In November last year, the FCA warned that settlement discussions would roll into 2015. On the same day, liquidators acting on behalf of the Connaught Income Fund Series 1 were given permission by the High Court to pursue the fund’s ‘operators’, CFMs and Blue Gate, for breach of duty.

Judge Mackie ruled that the fund could pursue a claim against the operators, as he told the defendants’ arguments over whether the action in this case was “necessary” were an “unpromising starting point”.

The ruling was procedural and based on a number of technical points of law, as to whether the claimants were able to bring an action, and did not consider the substance of the arguments.

At the start of May last year, an All-Party Parliamentary Group looking into the collapsed funds held its first debate, raising questions over the sprawling and confusing nature of regulation of so-called ‘unregulated’ investments, as well as a perceived lack of transparency by the regulator itself.

During the debate, serious criticisms was levelled at Capita, the FTSE 100 outsourcing firm that has secured a host of government contracts and whose subsidiary, Capita Financial Managers, acted as authorised corporate director of both the Connaught and Arch Cru funds.
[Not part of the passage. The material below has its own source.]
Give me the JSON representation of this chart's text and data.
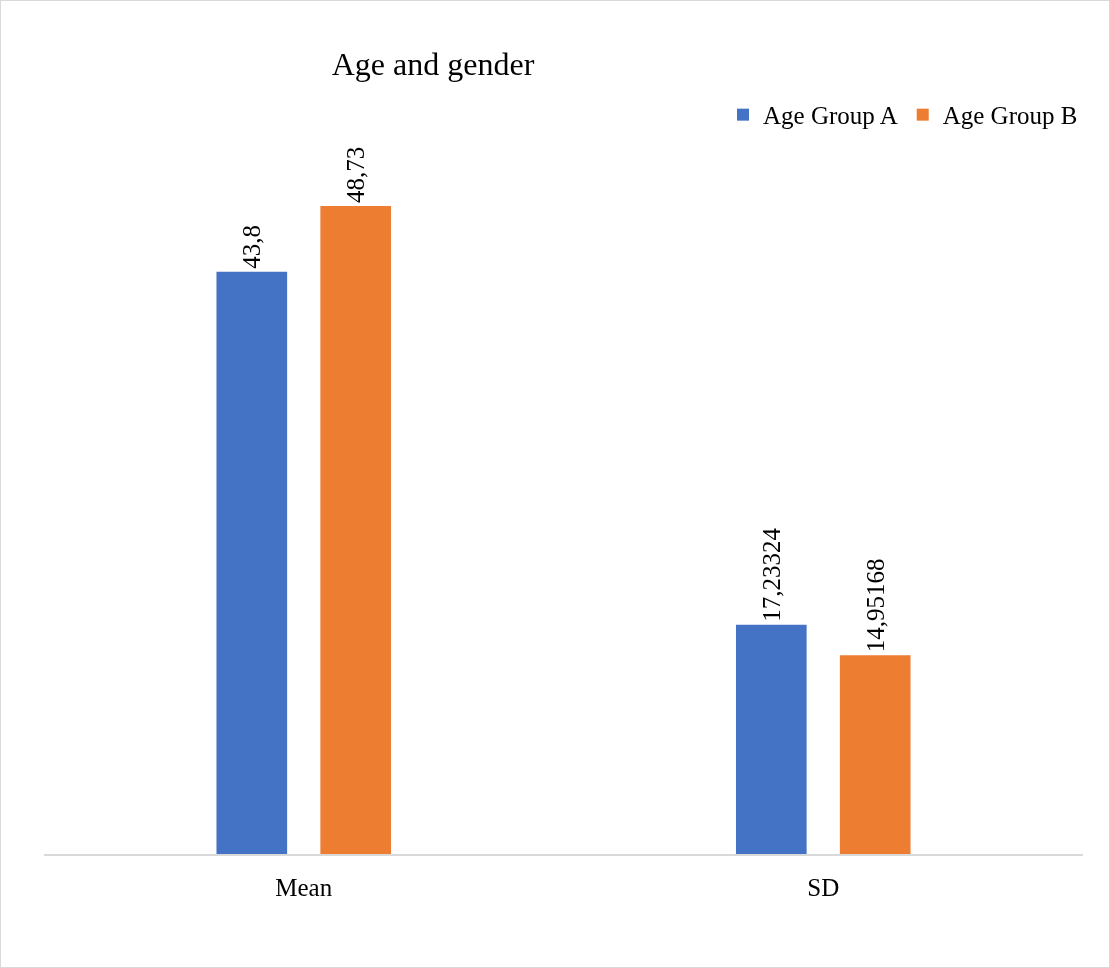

Capita has not yet been hit with any penalty or censure by the FCA over Connaught. It is not clear to what extent the firm knew anything of the troubles at the firm when it sought to remove itself as director in 2009.

By the middle of July, the regulator had announced that a ‘negotiated settlement’ represented the best course of action for all parties, following its appearance before the All Party Parliamentary Group.